In my line of work, I will admit that not all leaders and owners have reached a visceral understanding of the potential of people. But those that do see it as their responsibility to help others grow towards their full potential.

Exceptional leaders shine the spotlight on their people by developing them -- a key retention strategy that will give you competitive advantage.

But how? I can think of no better way to developing your own tribe than implementing these simple strategies as soon as you can:

1. Provide opportunities for learning and growth.

What you'll find in most healthy organizations is a high commitment to growing their employees.

If you happen to work in such an environment, you'll probably notice a strong bond between top leadership, training and human resources functions working together to:

  • Identify their employees' gifts, talents, and strengths for the best job fit so that they can reach their potential.
  • Champion a "learning spirit" within the organization, sending a clear message that "growing our people is one of our highest priorities."
  • Give meaning and purpose to the employees' work, adding further motivation.
  • Provide ongoing training, coaching and mentoring opportunities that are aligned with job purpose, performance measures, best-in-class customer service, and fulfilling the organizational mission.

2. Build up others through encouragement and affirmation.

Gallup Organization researchers spent decades accurately measuring employee engagement, which resulted in their Q12 Engagement Survey. They have interviewed more than 25 million employees around the world to find the core of a great workplace.

The 12 questions are designed to be posed to employees. And from the perspective of the employee, many of the questions, I will submit to you, point to the principles of encouraging and affirming employees to be the best they can be.

The results can also be boiled down to 12 "look-in-the-mirror" questions that every leader can ask to understand how their companies measure up on the key elements needed to keep their most talented employees.

If you're a manager, and your employees were asked the following about you, how would you do?

  • In the last seven days, have I received recognition or praise for doing good work?
  • Is there someone at work who encourages my development?
  • At work, do I have the opportunity to do what I do best every day?
  • In the last six months, has someone at work talked to me about my progress?
  • This last year, have I had the opportunity at work to learn and grow?

The research also makes a strong business case for growing leaders in management roles.

Employees who responded more positively to these questions worked in business units with higher levels of productivity, retention and customer satisfaction.

The opinions formed by employees pointed to their immediate manager as the critical player in building and maintaining a great workplace.

Once again, as the old saying goes, people leave managers, not companies.

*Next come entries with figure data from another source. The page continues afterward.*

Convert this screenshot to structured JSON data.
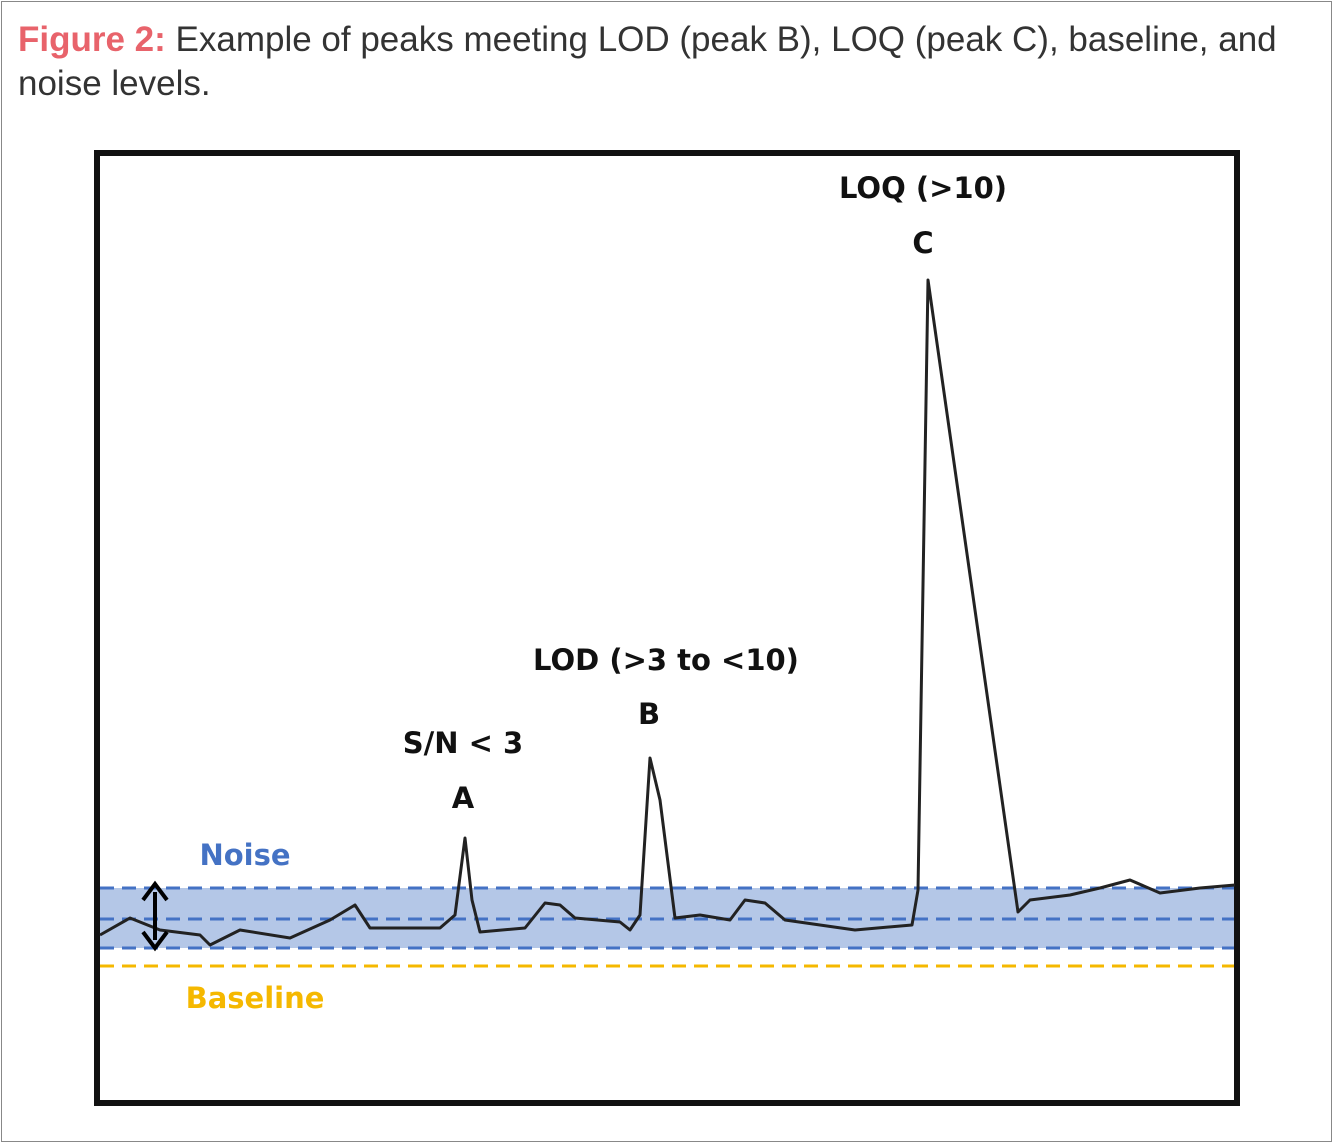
{
  "caption": {
    "label": "Figure 2:",
    "text": "Example of peaks meeting LOD (peak B), LOQ (peak C), baseline, and noise levels."
  },
  "peaks": [
    {
      "letter": "A",
      "annotation": "S/N < 3"
    },
    {
      "letter": "B",
      "annotation": "LOD (>3 to <10)"
    },
    {
      "letter": "C",
      "annotation": "LOQ (>10)"
    }
  ],
  "noise_label": "Noise",
  "baseline_label": "Baseline"
}
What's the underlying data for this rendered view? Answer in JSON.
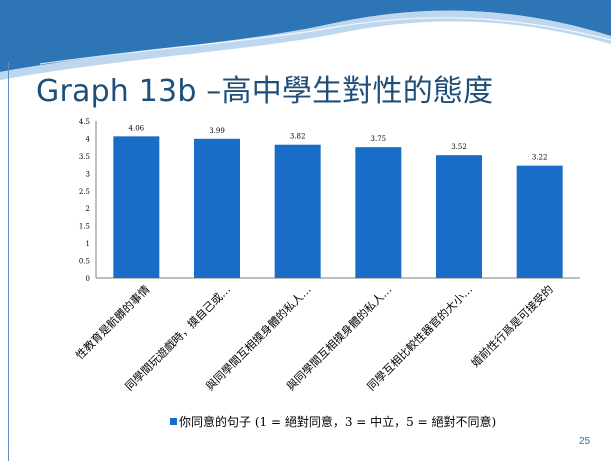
{
  "slide": {
    "title": "Graph 13b –高中學生對性的態度",
    "page_number": "25"
  },
  "colors": {
    "bar": "#1a6dc7",
    "title": "#1f4e79",
    "banner_dark": "#2e75b6",
    "banner_light": "#bdd7ee"
  },
  "chart_data": {
    "type": "bar",
    "categories": [
      "性教育是骯髒的事情",
      "同學間玩遊戲時，摸自己或…",
      "與同學間互相摸身體的私人…",
      "與同學間互相摸身體的私人…",
      "同學互相比較性器官的大小…",
      "婚前性行爲是可接受的"
    ],
    "series": [
      {
        "name": "你同意的句子 (1 = 絕對同意，3 = 中立，5 = 絕對不同意)",
        "values": [
          4.06,
          3.99,
          3.82,
          3.75,
          3.52,
          3.22
        ]
      }
    ],
    "value_labels": [
      "4.06",
      "3.99",
      "3.82",
      "3.75",
      "3.52",
      "3.22"
    ],
    "y_ticks": [
      "0",
      "0.5",
      "1",
      "1.5",
      "2",
      "2.5",
      "3",
      "3.5",
      "4",
      "4.5"
    ],
    "ylim": [
      0,
      4.5
    ],
    "grid": false,
    "legend_position": "bottom"
  }
}
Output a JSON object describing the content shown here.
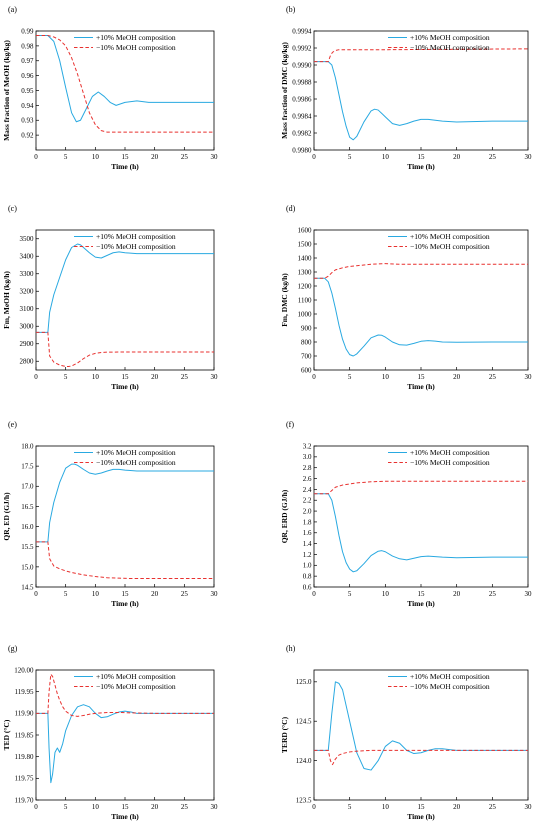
{
  "colors": {
    "plus": "#29a9e1",
    "minus": "#e8312f"
  },
  "legend": {
    "plus": "+10% MeOH composition",
    "minus": "−10% MeOH composition"
  },
  "chart_data": [
    {
      "panel": "(a)",
      "type": "line",
      "xlabel": "Time (h)",
      "ylabel": "Mass fraction of MeOH (kg/kg)",
      "xlim": [
        0,
        30
      ],
      "ylim": [
        0.91,
        0.99
      ],
      "xticks": [
        0,
        5,
        10,
        15,
        20,
        25,
        30
      ],
      "yticks": [
        0.92,
        0.93,
        0.94,
        0.95,
        0.96,
        0.97,
        0.98,
        0.99
      ],
      "ytick_labels": [
        "0.92",
        "0.93",
        "0.94",
        "0.95",
        "0.96",
        "0.97",
        "0.98",
        "0.99"
      ],
      "legend_position": "top-right",
      "series": [
        {
          "name": "+10% MeOH composition",
          "style": "solid",
          "x": [
            0,
            2,
            3,
            4,
            5,
            6,
            6.8,
            7.5,
            8.5,
            9.5,
            10.5,
            11.5,
            12.5,
            13.5,
            15,
            17,
            19,
            22,
            25,
            30
          ],
          "y": [
            0.987,
            0.987,
            0.983,
            0.97,
            0.952,
            0.935,
            0.929,
            0.93,
            0.938,
            0.946,
            0.949,
            0.946,
            0.942,
            0.94,
            0.942,
            0.943,
            0.942,
            0.942,
            0.942,
            0.942
          ]
        },
        {
          "name": "−10% MeOH composition",
          "style": "dashed",
          "x": [
            0,
            2,
            3,
            4,
            5,
            6,
            7,
            8,
            9,
            10,
            11,
            12,
            14,
            30
          ],
          "y": [
            0.987,
            0.987,
            0.986,
            0.984,
            0.98,
            0.972,
            0.961,
            0.948,
            0.935,
            0.927,
            0.923,
            0.922,
            0.922,
            0.922
          ]
        }
      ]
    },
    {
      "panel": "(b)",
      "type": "line",
      "xlabel": "Time (h)",
      "ylabel": "Mass fraction of DMC (kg/kg)",
      "xlim": [
        0,
        30
      ],
      "ylim": [
        0.998,
        0.9994
      ],
      "xticks": [
        0,
        5,
        10,
        15,
        20,
        25,
        30
      ],
      "yticks": [
        0.998,
        0.9982,
        0.9984,
        0.9986,
        0.9988,
        0.999,
        0.9992,
        0.9994
      ],
      "ytick_labels": [
        "0.9980",
        "0.9982",
        "0.9984",
        "0.9986",
        "0.9988",
        "0.9990",
        "0.9992",
        "0.9994"
      ],
      "legend_position": "top-right",
      "series": [
        {
          "name": "+10% MeOH composition",
          "style": "solid",
          "x": [
            0,
            2,
            2.5,
            3,
            3.5,
            4,
            4.5,
            5,
            5.5,
            6,
            7,
            8,
            8.5,
            9,
            10,
            11,
            12,
            13,
            14,
            15,
            16,
            18,
            20,
            25,
            30
          ],
          "y": [
            0.99904,
            0.99904,
            0.999,
            0.99885,
            0.99865,
            0.99845,
            0.99828,
            0.99815,
            0.99812,
            0.99816,
            0.99833,
            0.99846,
            0.99848,
            0.99847,
            0.99839,
            0.99831,
            0.99829,
            0.99831,
            0.99834,
            0.99836,
            0.99836,
            0.99834,
            0.99833,
            0.99834,
            0.99834
          ]
        },
        {
          "name": "−10% MeOH composition",
          "style": "dashed",
          "x": [
            0,
            2,
            2.3,
            2.6,
            3,
            3.5,
            4,
            5,
            10,
            30
          ],
          "y": [
            0.99904,
            0.99904,
            0.99911,
            0.99915,
            0.99917,
            0.99918,
            0.99918,
            0.99918,
            0.99918,
            0.99919
          ]
        }
      ]
    },
    {
      "panel": "(c)",
      "type": "line",
      "xlabel": "Time (h)",
      "ylabel": "Fm, MeOH (kg/h)",
      "xlim": [
        0,
        30
      ],
      "ylim": [
        2750,
        3550
      ],
      "xticks": [
        0,
        5,
        10,
        15,
        20,
        25,
        30
      ],
      "yticks": [
        2800,
        2900,
        3000,
        3100,
        3200,
        3300,
        3400,
        3500
      ],
      "ytick_labels": [
        "2800",
        "2900",
        "3000",
        "3100",
        "3200",
        "3300",
        "3400",
        "3500"
      ],
      "legend_position": "top-right",
      "series": [
        {
          "name": "+10% MeOH composition",
          "style": "solid",
          "x": [
            0,
            2,
            2.3,
            3,
            4,
            5,
            6,
            7,
            7.5,
            8,
            9,
            10,
            11,
            12,
            13,
            14,
            15,
            17,
            20,
            25,
            30
          ],
          "y": [
            2965,
            2965,
            3080,
            3180,
            3280,
            3380,
            3450,
            3470,
            3465,
            3450,
            3420,
            3395,
            3390,
            3405,
            3420,
            3425,
            3420,
            3415,
            3415,
            3415,
            3415
          ]
        },
        {
          "name": "−10% MeOH composition",
          "style": "dashed",
          "x": [
            0,
            2,
            2.3,
            3,
            4,
            5,
            5.5,
            6,
            7,
            8,
            9,
            10,
            11,
            12,
            15,
            30
          ],
          "y": [
            2965,
            2965,
            2830,
            2795,
            2778,
            2770,
            2770,
            2773,
            2790,
            2815,
            2835,
            2845,
            2850,
            2852,
            2853,
            2853
          ]
        }
      ]
    },
    {
      "panel": "(d)",
      "type": "line",
      "xlabel": "Time (h)",
      "ylabel": "Fm, DMC (kg/h)",
      "xlim": [
        0,
        30
      ],
      "ylim": [
        600,
        1600
      ],
      "xticks": [
        0,
        5,
        10,
        15,
        20,
        25,
        30
      ],
      "yticks": [
        600,
        700,
        800,
        900,
        1000,
        1100,
        1200,
        1300,
        1400,
        1500,
        1600
      ],
      "ytick_labels": [
        "600",
        "700",
        "800",
        "900",
        "1000",
        "1100",
        "1200",
        "1300",
        "1400",
        "1500",
        "1600"
      ],
      "legend_position": "top-right",
      "series": [
        {
          "name": "+10% MeOH composition",
          "style": "solid",
          "x": [
            0,
            1.5,
            2,
            2.5,
            3,
            3.5,
            4,
            4.5,
            5,
            5.5,
            6,
            7,
            8,
            9,
            9.5,
            10,
            11,
            12,
            13,
            14,
            15,
            16,
            17,
            18,
            20,
            25,
            30
          ],
          "y": [
            1255,
            1255,
            1230,
            1150,
            1040,
            920,
            820,
            750,
            710,
            700,
            715,
            770,
            830,
            850,
            848,
            835,
            800,
            780,
            778,
            790,
            805,
            810,
            806,
            800,
            798,
            800,
            800
          ]
        },
        {
          "name": "−10% MeOH composition",
          "style": "dashed",
          "x": [
            0,
            1.5,
            2,
            2.5,
            3,
            4,
            5,
            6,
            7,
            8,
            9,
            10,
            12,
            30
          ],
          "y": [
            1255,
            1255,
            1270,
            1295,
            1315,
            1330,
            1340,
            1345,
            1350,
            1355,
            1358,
            1360,
            1355,
            1355
          ]
        }
      ]
    },
    {
      "panel": "(e)",
      "type": "line",
      "xlabel": "Time (h)",
      "ylabel": "QR, ED (GJ/h)",
      "xlim": [
        0,
        30
      ],
      "ylim": [
        14.5,
        18.0
      ],
      "xticks": [
        0,
        5,
        10,
        15,
        20,
        25,
        30
      ],
      "yticks": [
        14.5,
        15.0,
        15.5,
        16.0,
        16.5,
        17.0,
        17.5,
        18.0
      ],
      "ytick_labels": [
        "14.5",
        "15.0",
        "15.5",
        "16.0",
        "16.5",
        "17.0",
        "17.5",
        "18.0"
      ],
      "legend_position": "top-right",
      "series": [
        {
          "name": "+10% MeOH composition",
          "style": "solid",
          "x": [
            0,
            2,
            2.3,
            3,
            4,
            5,
            6,
            6.5,
            7,
            8,
            9,
            10,
            11,
            12,
            13,
            14,
            15,
            17,
            20,
            25,
            30
          ],
          "y": [
            15.62,
            15.62,
            16.1,
            16.6,
            17.1,
            17.45,
            17.55,
            17.55,
            17.52,
            17.42,
            17.33,
            17.3,
            17.33,
            17.38,
            17.42,
            17.42,
            17.4,
            17.38,
            17.38,
            17.38,
            17.38
          ]
        },
        {
          "name": "−10% MeOH composition",
          "style": "dashed",
          "x": [
            0,
            2,
            2.3,
            3,
            4,
            5,
            6,
            8,
            10,
            12,
            14,
            16,
            20,
            25,
            30
          ],
          "y": [
            15.62,
            15.62,
            15.2,
            15.02,
            14.95,
            14.9,
            14.86,
            14.8,
            14.76,
            14.73,
            14.72,
            14.71,
            14.71,
            14.71,
            14.71
          ]
        }
      ]
    },
    {
      "panel": "(f)",
      "type": "line",
      "xlabel": "Time (h)",
      "ylabel": "QR, ERD (GJ/h)",
      "xlim": [
        0,
        30
      ],
      "ylim": [
        0.6,
        3.2
      ],
      "xticks": [
        0,
        5,
        10,
        15,
        20,
        25,
        30
      ],
      "yticks": [
        0.6,
        0.8,
        1.0,
        1.2,
        1.4,
        1.6,
        1.8,
        2.0,
        2.2,
        2.4,
        2.6,
        2.8,
        3.0,
        3.2
      ],
      "ytick_labels": [
        "0.6",
        "0.8",
        "1.0",
        "1.2",
        "1.4",
        "1.6",
        "1.8",
        "2.0",
        "2.2",
        "2.4",
        "2.6",
        "2.8",
        "3.0",
        "3.2"
      ],
      "legend_position": "top-right",
      "series": [
        {
          "name": "+10% MeOH composition",
          "style": "solid",
          "x": [
            0,
            2,
            2.5,
            3,
            3.5,
            4,
            4.5,
            5,
            5.5,
            6,
            7,
            8,
            9,
            9.5,
            10,
            11,
            12,
            13,
            14,
            15,
            16,
            17,
            18,
            20,
            25,
            30
          ],
          "y": [
            2.32,
            2.32,
            2.2,
            1.9,
            1.55,
            1.25,
            1.05,
            0.93,
            0.88,
            0.9,
            1.03,
            1.18,
            1.26,
            1.27,
            1.25,
            1.17,
            1.12,
            1.1,
            1.13,
            1.16,
            1.17,
            1.16,
            1.15,
            1.14,
            1.15,
            1.15
          ]
        },
        {
          "name": "−10% MeOH composition",
          "style": "dashed",
          "x": [
            0,
            2,
            2.5,
            3,
            4,
            5,
            6,
            8,
            10,
            12,
            15,
            20,
            30
          ],
          "y": [
            2.32,
            2.32,
            2.38,
            2.44,
            2.48,
            2.5,
            2.52,
            2.54,
            2.55,
            2.55,
            2.55,
            2.55,
            2.55
          ]
        }
      ]
    },
    {
      "panel": "(g)",
      "type": "line",
      "xlabel": "Time (h)",
      "ylabel": "TED (°C)",
      "xlim": [
        0,
        30
      ],
      "ylim": [
        119.7,
        120.0
      ],
      "xticks": [
        0,
        5,
        10,
        15,
        20,
        25,
        30
      ],
      "yticks": [
        119.7,
        119.75,
        119.8,
        119.85,
        119.9,
        119.95,
        120.0
      ],
      "ytick_labels": [
        "119.70",
        "119.75",
        "119.80",
        "119.85",
        "119.90",
        "119.95",
        "120.00"
      ],
      "legend_position": "top-right",
      "series": [
        {
          "name": "+10% MeOH composition",
          "style": "solid",
          "x": [
            0,
            2,
            2.2,
            2.5,
            2.8,
            3.2,
            3.6,
            4,
            4.5,
            5,
            6,
            7,
            8,
            9,
            10,
            11,
            12,
            13,
            14,
            15,
            16,
            17,
            18,
            20,
            25,
            30
          ],
          "y": [
            119.9,
            119.9,
            119.82,
            119.74,
            119.76,
            119.81,
            119.82,
            119.81,
            119.83,
            119.86,
            119.895,
            119.915,
            119.92,
            119.915,
            119.9,
            119.89,
            119.892,
            119.898,
            119.903,
            119.905,
            119.903,
            119.9,
            119.9,
            119.9,
            119.9,
            119.9
          ]
        },
        {
          "name": "−10% MeOH composition",
          "style": "dashed",
          "x": [
            0,
            2,
            2.2,
            2.5,
            2.8,
            3.2,
            3.6,
            4,
            4.5,
            5,
            6,
            7,
            8,
            9,
            10,
            12,
            14,
            16,
            20,
            30
          ],
          "y": [
            119.9,
            119.9,
            119.95,
            119.99,
            119.985,
            119.965,
            119.945,
            119.93,
            119.915,
            119.905,
            119.895,
            119.893,
            119.895,
            119.898,
            119.9,
            119.902,
            119.902,
            119.901,
            119.9,
            119.9
          ]
        }
      ]
    },
    {
      "panel": "(h)",
      "type": "line",
      "xlabel": "Time (h)",
      "ylabel": "TERD (°C)",
      "xlim": [
        0,
        30
      ],
      "ylim": [
        123.5,
        125.15
      ],
      "xticks": [
        0,
        5,
        10,
        15,
        20,
        25,
        30
      ],
      "yticks": [
        123.5,
        124.0,
        124.5,
        125.0
      ],
      "ytick_labels": [
        "123.5",
        "124.0",
        "124.5",
        "125.0"
      ],
      "legend_position": "top-right",
      "series": [
        {
          "name": "+10% MeOH composition",
          "style": "solid",
          "x": [
            0,
            2,
            2.5,
            3,
            3.5,
            4,
            5,
            6,
            7,
            8,
            9,
            10,
            11,
            12,
            13,
            14,
            15,
            16,
            17,
            18,
            19,
            20,
            25,
            30
          ],
          "y": [
            124.13,
            124.13,
            124.6,
            125.0,
            124.98,
            124.9,
            124.5,
            124.1,
            123.9,
            123.88,
            124.0,
            124.18,
            124.25,
            124.22,
            124.13,
            124.09,
            124.1,
            124.13,
            124.15,
            124.15,
            124.14,
            124.13,
            124.13,
            124.13
          ]
        },
        {
          "name": "−10% MeOH composition",
          "style": "dashed",
          "x": [
            0,
            2,
            2.3,
            2.6,
            3,
            3.5,
            4,
            5,
            6,
            8,
            10,
            15,
            20,
            30
          ],
          "y": [
            124.13,
            124.13,
            124.0,
            123.95,
            124.02,
            124.07,
            124.09,
            124.11,
            124.12,
            124.13,
            124.13,
            124.13,
            124.13,
            124.13
          ]
        }
      ]
    }
  ]
}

3. Have honest conversations during the onboarding process.

First of all, if you're new to onboarding, we're not talking about an HR orientation during the first day or week of hire. Effective onboarding is a management responsibility that can extend three-to-nine months after a hire date, sometimes longer.

Research is saying that a typical employee's mind isn't made up about staying or leaving a new company until month six!

I want to bring out some key questions that every leader should ask to find out if you are doing the things that lead to a great new hire experience.

These questions are meant to trigger a response for you to be more intentional about having conversations that lead to high employee engagement during those crucial first few months.

  • Do you as a leader/manager engage your new hires in "How can we/I help you with your professional development interests?" conversations in the first month?
  • Do you as a leader/manager engage new hires in conversations about what motivates them within the first 1-2 weeks of employment?
  • Do most of your employees have development plans? If so, do these plans get discussed periodically one-on-one?
  • Are you, as leader/manager, actively helping employees to advance their plans by talking with them?